Le pitch : Madeleine, brillante et idéaliste jeune femme issue d’un milieu modeste, prépare l’oral de l’ENA dans la maison de vacances d’Antoine, en Corse. Un matin, sur une petite route déserte, le couple se trouve impliqué dans une altercation qui tourne au drame. Lorsqu’ils intègrent les hautes sphères du pouvoir, le secret qui les lie menace d’être révélé. Et tous les coups deviennent permis.
Après un documentaire politique, La Campagne de France, Sylvain Desclous (Vendeur…) propose un drame du même genre à travers De Grandes Espérances. Le film nous propose une plongée timide dans les arcanes du pouvoirs à travers une jeune héroïne ambitieuse qui aspire à une carrière politique.
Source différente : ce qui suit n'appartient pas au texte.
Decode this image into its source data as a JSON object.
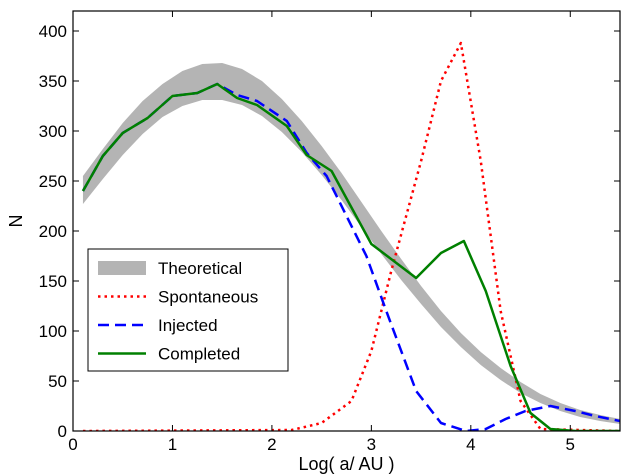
{
  "chart_data": {
    "type": "line",
    "xlabel": "Log( a/ AU )",
    "ylabel": "N",
    "xlim": [
      0,
      5.5
    ],
    "ylim": [
      0,
      420
    ],
    "xticks": [
      0,
      1,
      2,
      3,
      4,
      5
    ],
    "yticks": [
      0,
      50,
      100,
      150,
      200,
      250,
      300,
      350,
      400
    ],
    "grid": false,
    "legend_position": "center-left",
    "band": {
      "name": "Theoretical",
      "color": "#b4b4b4",
      "x": [
        0.1,
        0.3,
        0.5,
        0.7,
        0.9,
        1.1,
        1.3,
        1.5,
        1.7,
        1.9,
        2.1,
        2.3,
        2.5,
        2.7,
        2.9,
        3.1,
        3.3,
        3.5,
        3.7,
        3.9,
        4.1,
        4.3,
        4.5,
        4.7,
        4.9,
        5.1,
        5.3,
        5.5
      ],
      "upper": [
        255,
        282,
        308,
        330,
        347,
        360,
        367,
        368,
        362,
        350,
        332,
        310,
        285,
        258,
        229,
        200,
        172,
        145,
        120,
        98,
        79,
        63,
        49,
        37,
        28,
        21,
        16,
        12
      ],
      "lower": [
        227,
        252,
        276,
        297,
        314,
        325,
        331,
        331,
        326,
        315,
        299,
        279,
        256,
        231,
        204,
        177,
        151,
        127,
        104,
        84,
        66,
        51,
        38,
        28,
        20,
        14,
        10,
        7
      ]
    },
    "series": [
      {
        "name": "Spontaneous",
        "color": "#ff0000",
        "style": "dotted",
        "x": [
          0.1,
          2.2,
          2.5,
          2.8,
          3.0,
          3.2,
          3.5,
          3.7,
          3.9,
          4.1,
          4.3,
          4.5,
          4.7,
          5.5
        ],
        "y": [
          0,
          1,
          8,
          30,
          80,
          160,
          270,
          350,
          388,
          270,
          120,
          30,
          2,
          0
        ]
      },
      {
        "name": "Injected",
        "color": "#0000ff",
        "style": "dashed",
        "x": [
          0.1,
          0.3,
          0.5,
          0.75,
          1.0,
          1.25,
          1.45,
          1.65,
          1.85,
          2.15,
          2.35,
          2.55,
          2.75,
          2.95,
          3.15,
          3.45,
          3.7,
          3.95,
          4.15,
          4.35,
          4.55,
          4.8,
          5.05,
          5.25,
          5.5
        ],
        "y": [
          240,
          275,
          298,
          313,
          335,
          338,
          347,
          336,
          330,
          310,
          278,
          255,
          215,
          175,
          120,
          40,
          8,
          0,
          2,
          12,
          20,
          25,
          20,
          15,
          10
        ]
      },
      {
        "name": "Completed",
        "color": "#008000",
        "style": "solid",
        "x": [
          0.1,
          0.3,
          0.5,
          0.75,
          1.0,
          1.25,
          1.45,
          1.65,
          1.85,
          2.15,
          2.35,
          2.6,
          3.0,
          3.45,
          3.7,
          3.93,
          4.15,
          4.4,
          4.6,
          4.8,
          5.05,
          5.5
        ],
        "y": [
          240,
          275,
          298,
          313,
          335,
          338,
          347,
          333,
          326,
          305,
          276,
          260,
          187,
          153,
          178,
          190,
          140,
          65,
          18,
          2,
          0,
          0
        ]
      }
    ]
  }
}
Son destin tout tracé va être bousculé par un détour tragique, créant un secret dévorant qui va rebattre toutes les cartes.
Sur le papier, ce drame polarisé semble vouloir conjuguer pouvoir et crime. Sauf qu’à l’arrivée, j’ai eu l’impression d’avoir été flouée sur la marchandise. La première partie pose habilement le contexte du couple ambitieux, mignon et sans histoire, idéalistes et prêts à entrer à l’ENA pour embrasser une carrière dans la politique sociale. Face à eux, une carriériste rodée qui repère le talent de l’héroïne et semble prête à l’embarquer dans son ascension politique. Oui mais voilà, une violente réalité va rattraper le couple qui vole soudainement en éclat, et c’est à ce moment là que De Grandes Espérances va prendre un virage inattendu en se focalisant sur le parcours ébréché de son personnage principal. Le crime est mis de coté et se délite sous la surface, alors qu’une moitié du couple est absente et que l’autre s’enfonce dans son travail pour oublier.
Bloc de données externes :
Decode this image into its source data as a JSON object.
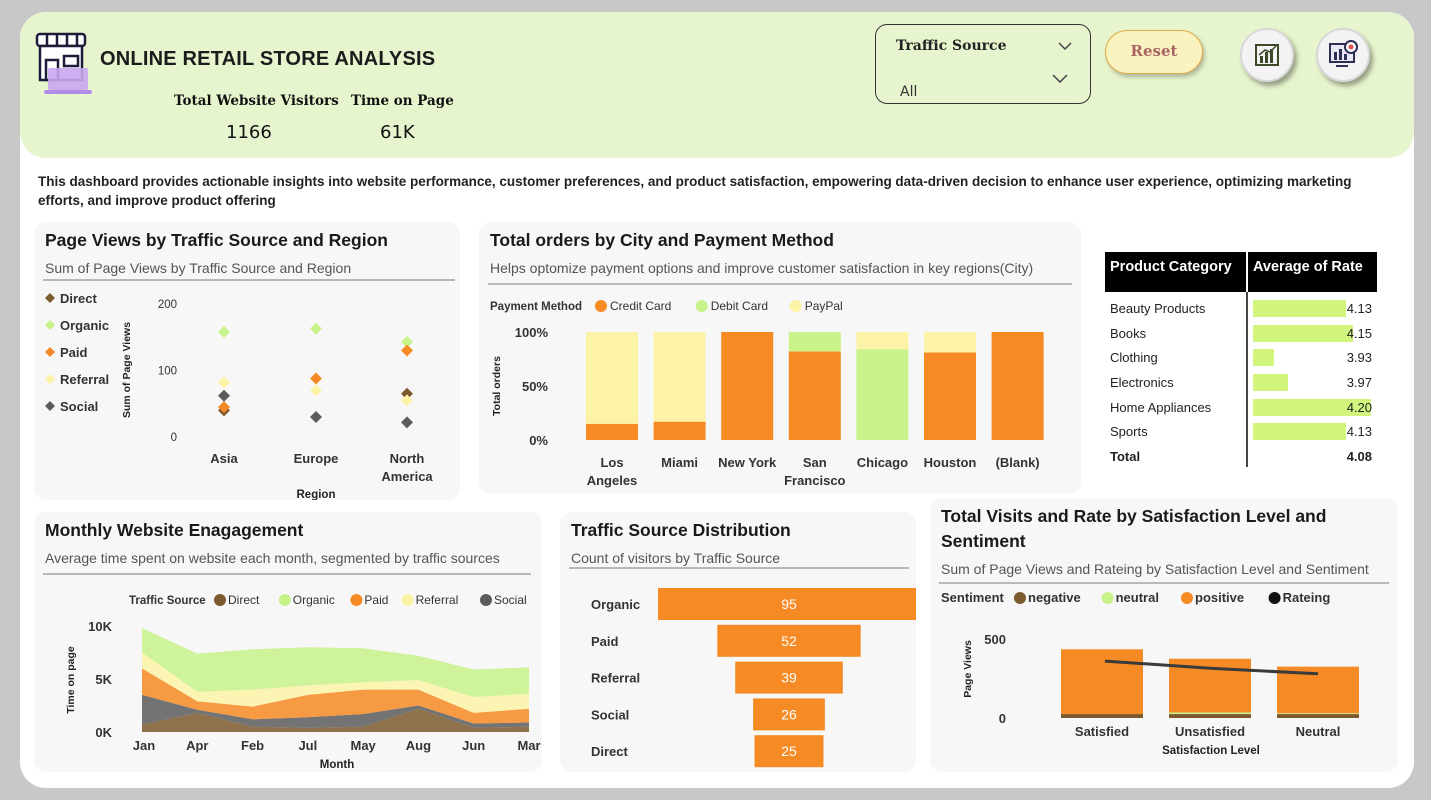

Cependant, le travail d’évitement est trop long et maladroit. Si j’ai compris le fait que le personnage de Rebecca Marder fait l’autruche pour oublier, en frontal, le sujet crucial du film parait complètement ignoré pendant une bonne partie du scénario, pour mettre en avant le combat d’ouvriers qui cherchent à racheter leur usine pour éviter le licenciement. Thématiques secondaires : la lutte sociale, les ambitions politiques et même les relations père-fille prennent tellement le dessus que quand le secret refait surface, j’avais l’impression que le film était déjà passé à autre chose.
De Grandes Espérances donne l’impression de vouloir mélanger deux films en un, mais la formule ne prend pas. L’histoire de l’usine est clairement de trop et j’aurai aimé que le drame qui hante l’intrigue soit plus mis en parallèle avec la carrière florissante de l’héroïne. Sylvain Desclous a du mal à équilibrer son récit à force de vouloir brasser trop de sujets différents. Le dernier acte, entre mutisme incompréhensible et manipulation, est encore plus flou dans ses intentions, finissant par retrouver un semblant d’intérêt seulement dans les dernières minutes. Trop tard donc pour nous accrocher à cette pirouette scénaristique pour réanimer une trame déjà éteinte – avec un twist qui rappelle curieusement le film Crime d’Amour au passage
Et c’est dommage, car le sujet de la politique pour masquer un crime aurait pu parfaitement s’insérer dans un parallèle réaliste avec les nombreuses frasques que camouflent les politiciens depuis des décennies. De Grandes Espérances aurait pu donc s’en rapprocher et articuler le parcours de son héroïne et de son complice, entre opportuniste, rivalités et/ou manipulation. Malheureusement, malgré un personnage solide, l’histoire préfère s’enfoncer dans un ventre mou contemplateur et hors sujet, passant à coté de son potentiel. Ou alors c’est moi qui ne l’ait pas vu passer.
Au casting : j’apprécie toujours autant Rebecca Marder (Simone, Le Voyage du Siècle, Les Goûts et les Couleurs, Une Jeune Fille Qui Va Bien…) dont l’interprétation sauve un personnage bringueballé dans une intrigue mal écrite et même Benjamin Lavernhe (Délicieux, The French Dispatch, Antoine Dans Les Cévennes…) ne parvient pas à sauver un ensemble trop éparpillé et paumé dans ses intentions. Autour d’eux, l’actrice et réalisatrice Emmanuelle Bercot (Goliath, De Son Vivant, L’Heure de la Sortie…) est impeccable en femme de pouvoir et fine observatrice.
En conclusion, j’espérais un drame polarisé plus affûté, disséquant le pouvoir et la morale au détour d’un accident de parcours tragique. De Grandes Espérances ne parvient pas à choisir sur quel pied danser et s’étiole dans un récit brouillon, à peine rehaussé par un casting remarquable. À tenter.